What Hamilton says is essentially a restatement of of Guy Pearse's findings . The most serious allegation is "that Cabinet deliberations, ministerial committees and preparation
of cabinet submissions are meant to be confidential and beyond the reach of lobbyists.Indeed, the unauthorised disclosure of cabinet-in-confidence materials is a crime. Yet the
The Australia Institute research reveals that the greenhouse mafia has unrivalled access to internal government processes".
Whatever your views about greenhouse the relationship between the fossil fuel industries and the Howard government as presented by Pearse alleges an awe inspiring level of corruption that a third world government would be proud of. We have yet to hear Robert Hill's view of events .

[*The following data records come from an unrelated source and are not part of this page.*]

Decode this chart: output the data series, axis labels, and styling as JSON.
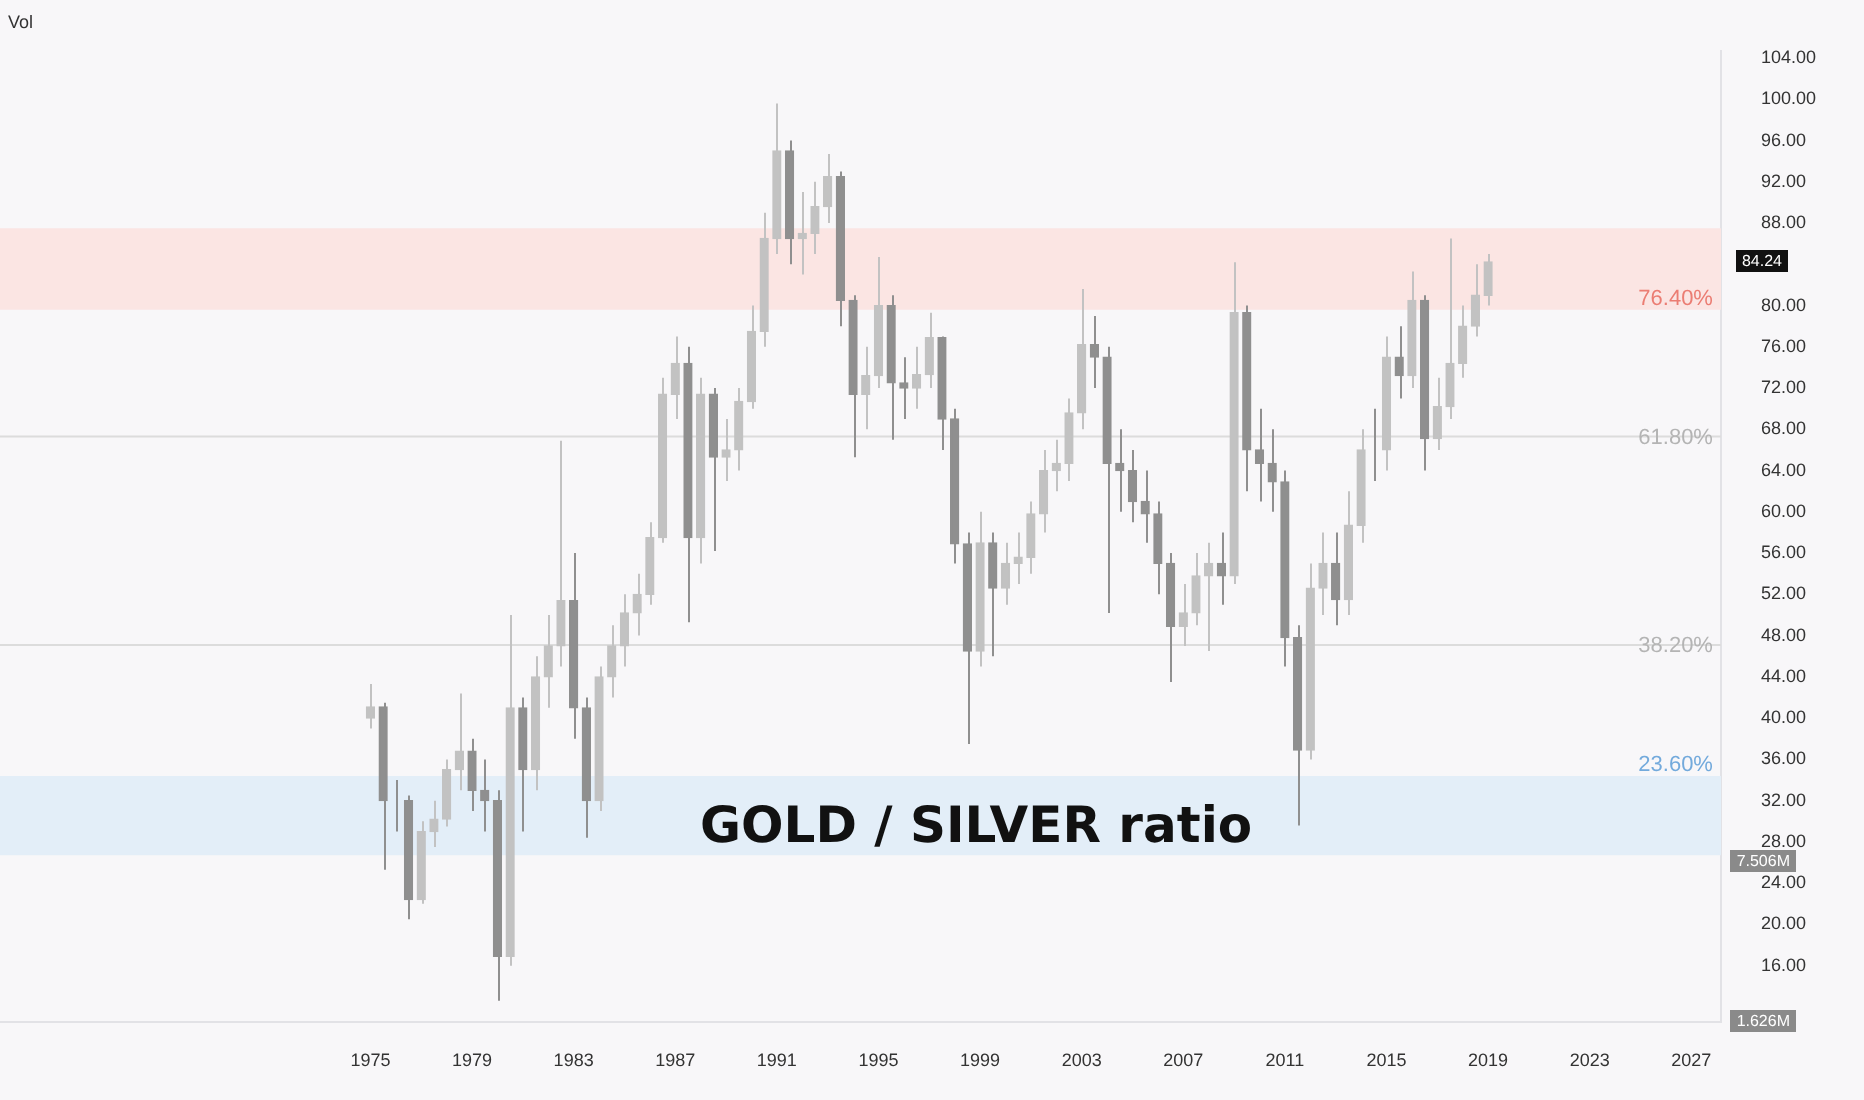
{
  "chart_data": {
    "type": "candlestick",
    "title": "GOLD / SILVER ratio",
    "x": [
      "1975-01",
      "1975-07",
      "1976-01",
      "1976-07",
      "1977-01",
      "1977-07",
      "1978-01",
      "1978-07",
      "1979-01",
      "1979-07",
      "1980-01",
      "1980-07",
      "1981-01",
      "1981-07",
      "1982-01",
      "1982-07",
      "1983-01",
      "1983-07",
      "1984-01",
      "1984-07",
      "1985-01",
      "1985-07",
      "1986-01",
      "1986-07",
      "1987-01",
      "1987-07",
      "1988-01",
      "1988-07",
      "1989-01",
      "1989-07",
      "1990-01",
      "1990-07",
      "1991-01",
      "1991-07",
      "1992-01",
      "1992-07",
      "1993-01",
      "1993-07",
      "1994-01",
      "1994-07",
      "1995-01",
      "1995-07",
      "1996-01",
      "1996-07",
      "1997-01",
      "1997-07",
      "1998-01",
      "1998-07",
      "1999-01",
      "1999-07",
      "2000-01",
      "2000-07",
      "2001-01",
      "2001-07",
      "2002-01",
      "2002-07",
      "2003-01",
      "2003-07",
      "2004-01",
      "2004-07",
      "2005-01",
      "2005-07",
      "2006-01",
      "2006-07",
      "2007-01",
      "2007-07",
      "2008-01",
      "2008-07",
      "2009-01",
      "2009-07",
      "2010-01",
      "2010-07",
      "2011-01",
      "2011-07",
      "2012-01",
      "2012-07",
      "2013-01",
      "2013-07",
      "2014-01",
      "2014-07",
      "2015-01",
      "2015-07",
      "2016-01",
      "2016-07",
      "2017-01",
      "2017-07",
      "2018-01",
      "2018-07",
      "2019-01"
    ],
    "ohlc": [
      [
        40,
        43.3,
        39,
        41.1
      ],
      [
        41.1,
        41.5,
        25.3,
        32
      ],
      [
        32,
        34,
        29,
        32
      ],
      [
        32,
        32.5,
        20.5,
        22.4
      ],
      [
        22.4,
        30,
        22,
        29
      ],
      [
        29,
        32,
        27.5,
        30.2
      ],
      [
        30.2,
        36,
        29.5,
        35
      ],
      [
        35,
        42.4,
        33,
        36.8
      ],
      [
        36.8,
        38,
        31,
        33
      ],
      [
        33,
        36,
        29,
        32
      ],
      [
        32,
        33,
        12.6,
        16.9
      ],
      [
        16.9,
        50,
        16,
        41
      ],
      [
        41,
        42,
        29,
        35
      ],
      [
        35,
        46,
        33,
        44
      ],
      [
        44,
        50,
        41,
        47
      ],
      [
        47,
        66.9,
        45,
        51.4
      ],
      [
        51.4,
        56,
        38,
        41
      ],
      [
        41,
        42,
        28.4,
        32
      ],
      [
        32,
        45,
        31,
        44
      ],
      [
        44,
        49,
        42,
        47
      ],
      [
        47,
        52,
        45,
        50.2
      ],
      [
        50.2,
        54,
        48,
        52
      ],
      [
        52,
        59,
        51,
        57.5
      ],
      [
        57.5,
        73,
        57,
        71.4
      ],
      [
        71.4,
        77,
        69,
        74.4
      ],
      [
        74.4,
        76,
        49.3,
        57.5
      ],
      [
        57.5,
        73,
        55,
        71.4
      ],
      [
        71.4,
        72,
        56.2,
        65.3
      ],
      [
        65.3,
        69,
        63,
        66
      ],
      [
        66,
        72,
        64,
        70.7
      ],
      [
        70.7,
        80,
        70,
        77.5
      ],
      [
        77.5,
        89,
        76,
        86.5
      ],
      [
        86.5,
        99.6,
        85,
        95
      ],
      [
        95,
        96,
        84,
        86.5
      ],
      [
        86.5,
        91,
        83,
        87
      ],
      [
        87,
        92,
        85,
        89.6
      ],
      [
        89.6,
        94.7,
        88,
        92.5
      ],
      [
        92.5,
        93,
        78,
        80.5
      ],
      [
        80.5,
        81,
        65.3,
        71.4
      ],
      [
        71.4,
        76,
        68,
        73.2
      ],
      [
        73.2,
        84.7,
        72,
        80
      ],
      [
        80,
        81,
        67,
        72.5
      ],
      [
        72.5,
        75,
        69,
        72
      ],
      [
        72,
        76,
        70,
        73.3
      ],
      [
        73.3,
        79.3,
        72,
        76.9
      ],
      [
        76.9,
        77,
        66,
        69
      ],
      [
        69,
        70,
        55,
        56.9
      ],
      [
        56.9,
        58,
        37.5,
        46.5
      ],
      [
        46.5,
        60,
        45,
        57
      ],
      [
        57,
        58,
        46,
        52.6
      ],
      [
        52.6,
        57,
        51,
        55
      ],
      [
        55,
        58,
        53,
        55.6
      ],
      [
        55.6,
        61,
        54,
        59.8
      ],
      [
        59.8,
        66,
        58,
        64
      ],
      [
        64,
        67,
        62,
        64.7
      ],
      [
        64.7,
        71,
        63,
        69.6
      ],
      [
        69.6,
        81.6,
        68,
        76.2
      ],
      [
        76.2,
        79,
        72,
        75
      ],
      [
        75,
        76,
        50.2,
        64.7
      ],
      [
        64.7,
        68,
        60,
        64
      ],
      [
        64,
        66,
        59,
        61
      ],
      [
        61,
        64,
        57,
        59.8
      ],
      [
        59.8,
        61,
        52,
        55
      ],
      [
        55,
        56,
        43.5,
        48.9
      ],
      [
        48.9,
        53,
        47,
        50.2
      ],
      [
        50.2,
        56,
        49,
        53.8
      ],
      [
        53.8,
        57,
        46.5,
        55
      ],
      [
        55,
        58,
        51,
        53.8
      ],
      [
        53.8,
        84.2,
        53,
        79.3
      ],
      [
        79.3,
        80,
        62,
        66
      ],
      [
        66,
        70,
        61,
        64.7
      ],
      [
        64.7,
        68,
        60,
        62.9
      ],
      [
        62.9,
        64,
        45,
        47.8
      ],
      [
        47.8,
        49,
        29.6,
        36.9
      ],
      [
        36.9,
        55,
        36,
        52.6
      ],
      [
        52.6,
        58,
        50,
        55
      ],
      [
        55,
        58,
        49,
        51.5
      ],
      [
        51.5,
        62,
        50,
        58.7
      ],
      [
        58.7,
        68,
        57,
        66
      ],
      [
        66,
        70,
        63,
        66
      ],
      [
        66,
        77,
        64,
        75
      ],
      [
        75,
        78,
        71,
        73.2
      ],
      [
        73.2,
        83.3,
        72,
        80.5
      ],
      [
        80.5,
        81,
        64,
        67.1
      ],
      [
        67.1,
        73,
        66,
        70.2
      ],
      [
        70.2,
        86.5,
        69,
        74.4
      ],
      [
        74.4,
        80,
        73,
        78
      ],
      [
        78,
        84,
        77,
        81
      ],
      [
        81,
        85,
        80,
        84.24
      ]
    ],
    "colors": [
      "#c2c2c2",
      "#8f8f8f",
      "#8f8f8f",
      "#8f8f8f",
      "#c2c2c2",
      "#c2c2c2",
      "#c2c2c2",
      "#c2c2c2",
      "#8f8f8f",
      "#8f8f8f",
      "#8f8f8f",
      "#c2c2c2",
      "#8f8f8f",
      "#c2c2c2",
      "#c2c2c2",
      "#c2c2c2",
      "#8f8f8f",
      "#8f8f8f",
      "#c2c2c2",
      "#c2c2c2",
      "#c2c2c2",
      "#c2c2c2",
      "#c2c2c2",
      "#c2c2c2",
      "#c2c2c2",
      "#8f8f8f",
      "#c2c2c2",
      "#8f8f8f",
      "#c2c2c2",
      "#c2c2c2",
      "#c2c2c2",
      "#c2c2c2",
      "#c2c2c2",
      "#8f8f8f",
      "#c2c2c2",
      "#c2c2c2",
      "#c2c2c2",
      "#8f8f8f",
      "#8f8f8f",
      "#c2c2c2",
      "#c2c2c2",
      "#8f8f8f",
      "#8f8f8f",
      "#c2c2c2",
      "#c2c2c2",
      "#8f8f8f",
      "#8f8f8f",
      "#8f8f8f",
      "#c2c2c2",
      "#8f8f8f",
      "#c2c2c2",
      "#c2c2c2",
      "#c2c2c2",
      "#c2c2c2",
      "#c2c2c2",
      "#c2c2c2",
      "#c2c2c2",
      "#8f8f8f",
      "#8f8f8f",
      "#8f8f8f",
      "#8f8f8f",
      "#8f8f8f",
      "#8f8f8f",
      "#8f8f8f",
      "#c2c2c2",
      "#c2c2c2",
      "#c2c2c2",
      "#8f8f8f",
      "#c2c2c2",
      "#8f8f8f",
      "#8f8f8f",
      "#8f8f8f",
      "#8f8f8f",
      "#8f8f8f",
      "#c2c2c2",
      "#c2c2c2",
      "#8f8f8f",
      "#c2c2c2",
      "#c2c2c2",
      "#8f8f8f",
      "#c2c2c2",
      "#8f8f8f",
      "#c2c2c2",
      "#8f8f8f",
      "#c2c2c2",
      "#c2c2c2",
      "#c2c2c2",
      "#c2c2c2",
      "#c2c2c2"
    ],
    "xlim": [
      "1960-06",
      "2028-03"
    ],
    "xticks": [
      "1975",
      "1979",
      "1983",
      "1987",
      "1991",
      "1995",
      "1999",
      "2003",
      "2007",
      "2011",
      "2015",
      "2019",
      "2023",
      "2027"
    ],
    "ylim": [
      10.5,
      104.7
    ],
    "yticks": [
      {
        "value": 16,
        "label": "16.00"
      },
      {
        "value": 20,
        "label": "20.00"
      },
      {
        "value": 24,
        "label": "24.00"
      },
      {
        "value": 28,
        "label": "28.00"
      },
      {
        "value": 32,
        "label": "32.00"
      },
      {
        "value": 36,
        "label": "36.00"
      },
      {
        "value": 40,
        "label": "40.00"
      },
      {
        "value": 44,
        "label": "44.00"
      },
      {
        "value": 48,
        "label": "48.00"
      },
      {
        "value": 52,
        "label": "52.00"
      },
      {
        "value": 56,
        "label": "56.00"
      },
      {
        "value": 60,
        "label": "60.00"
      },
      {
        "value": 64,
        "label": "64.00"
      },
      {
        "value": 68,
        "label": "68.00"
      },
      {
        "value": 72,
        "label": "72.00"
      },
      {
        "value": 76,
        "label": "76.00"
      },
      {
        "value": 80,
        "label": "80.00"
      },
      {
        "value": 88,
        "label": "88.00"
      },
      {
        "value": 92,
        "label": "92.00"
      },
      {
        "value": 96,
        "label": "96.00"
      },
      {
        "value": 100,
        "label": "100.00"
      },
      {
        "value": 104,
        "label": "104.00"
      }
    ],
    "bands": [
      {
        "axis": "y",
        "from": 79.6,
        "to": 87.5,
        "label": "76.40%",
        "color": "#fbe5e3"
      },
      {
        "axis": "y",
        "from": 26.7,
        "to": 34.4,
        "label": "23.60%",
        "color": "#e3eef8"
      }
    ],
    "ref_lines": [
      {
        "axis": "y",
        "value": 67.3,
        "color": "#dcdcdc"
      },
      {
        "axis": "y",
        "value": 47.1,
        "color": "#dcdcdc"
      }
    ],
    "annotations": [
      "Vol",
      "84.24",
      "7.506M",
      "1.626M",
      {
        "text": "61.80%",
        "y": 67.3
      },
      {
        "text": "38.20%",
        "y": 47.1
      }
    ],
    "grid": false,
    "legend": false
  }
}
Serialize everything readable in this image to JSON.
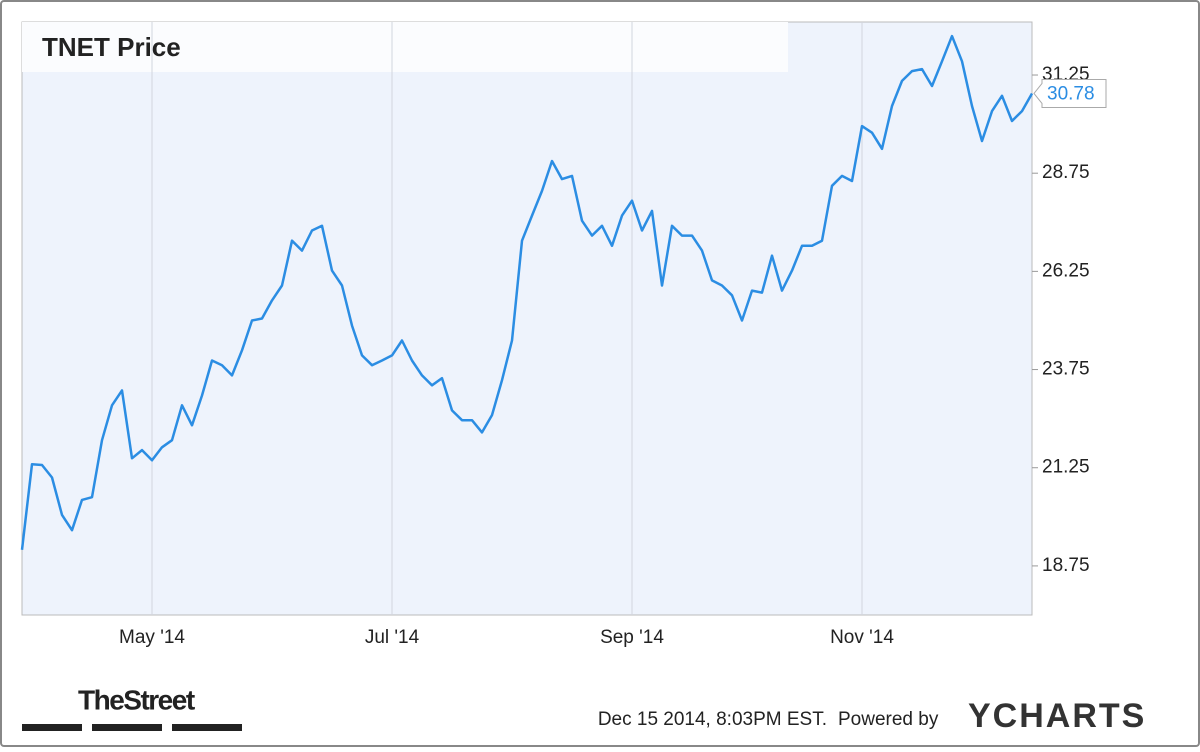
{
  "chart_data": {
    "type": "line",
    "title": "TNET Price",
    "color": "#2b8de3",
    "x_grid": true,
    "categories": [
      null,
      null,
      null,
      null,
      null,
      null,
      null,
      null,
      null,
      null,
      null,
      null,
      null,
      "May '14",
      null,
      null,
      null,
      null,
      null,
      null,
      null,
      null,
      null,
      null,
      null,
      null,
      null,
      null,
      null,
      null,
      null,
      null,
      null,
      null,
      null,
      null,
      null,
      "Jul '14",
      null,
      null,
      null,
      null,
      null,
      null,
      null,
      null,
      null,
      null,
      null,
      null,
      null,
      null,
      null,
      null,
      null,
      null,
      null,
      null,
      null,
      null,
      null,
      "Sep '14",
      null,
      null,
      null,
      null,
      null,
      null,
      null,
      null,
      null,
      null,
      null,
      null,
      null,
      null,
      null,
      null,
      null,
      null,
      null,
      null,
      null,
      null,
      "Nov '14",
      null,
      null,
      null,
      null,
      null,
      null,
      null,
      null,
      null,
      null,
      null,
      null,
      null,
      null,
      null,
      null,
      null
    ],
    "values": [
      19.16,
      21.34,
      21.32,
      21.0,
      20.05,
      19.66,
      20.43,
      20.5,
      21.95,
      22.84,
      23.22,
      21.49,
      21.7,
      21.44,
      21.77,
      21.95,
      22.84,
      22.33,
      23.09,
      23.98,
      23.86,
      23.6,
      24.24,
      25.0,
      25.05,
      25.51,
      25.89,
      27.03,
      26.78,
      27.29,
      27.41,
      26.27,
      25.89,
      24.87,
      24.11,
      23.86,
      23.98,
      24.11,
      24.49,
      23.98,
      23.6,
      23.35,
      23.53,
      22.71,
      22.46,
      22.46,
      22.15,
      22.59,
      23.48,
      24.49,
      27.03,
      27.67,
      28.3,
      29.06,
      28.6,
      28.68,
      27.54,
      27.16,
      27.41,
      26.9,
      27.67,
      28.05,
      27.29,
      27.79,
      25.89,
      27.41,
      27.16,
      27.16,
      26.78,
      26.02,
      25.89,
      25.64,
      25.0,
      25.76,
      25.71,
      26.65,
      25.76,
      26.27,
      26.9,
      26.9,
      27.03,
      28.43,
      28.68,
      28.55,
      29.95,
      29.78,
      29.37,
      30.46,
      31.1,
      31.35,
      31.4,
      30.97,
      31.6,
      32.24,
      31.6,
      30.46,
      29.57,
      30.33,
      30.72,
      30.08,
      30.33,
      30.78
    ],
    "ylim": [
      17.5,
      32.6
    ],
    "yticks": [
      18.75,
      21.25,
      23.75,
      26.25,
      28.75,
      31.25
    ]
  },
  "footer": {
    "source": "TheStreet",
    "timestamp": "Dec 15 2014, 8:03PM EST.",
    "powered_by": "Powered by",
    "brand": "YCHARTS"
  }
}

As far as the list of key contrarian lobbyists goes I think you would have to distinguish between the key self interested drivers and the guns for hire ,On this basis I don't think for example Chris Mitchell and Alan Oxley should be included in the list as they are dogs who bark when their masters decide. The relationship between the IPA and the fossil fuel industries will be a little more complex when it finally unravels ,
Andrew Bolt, a right-wing attack dog who writes for the Murdoch owned Herald-Sun, wrote an article last year in which he said that big unions, big business and big government were all bad. I subsequently sent an e-mail to his web forum in which I asked does this apply to Murdoch's News Ltd empire.
Not surprisingly, Bolt replied saying that New Ltd was an exception to the rule as it adds much needed "balance" to a media that is "too liberal".
I mention this because "The Australian" is part of the Murdoch empire. Chris Mitchell, editor-in-chief at "The Australian" is just one of a vast army of Murdoch empire employees who faithfully deliver the approved message on a wide range of issues, and that includes AGW.
Keep up the good work Tim. It is always a pleasure to read your blog.
Murdoch empire attack dog Andrew Bolt is at it again with this article http://www.heraldsun.news.com.au/common/story_page/0,5478,18227401%255E…
It is dishonest of Bolt to argue that the media is a purveyor of gobal warming alarmism when News Limited employs a small army of denialists.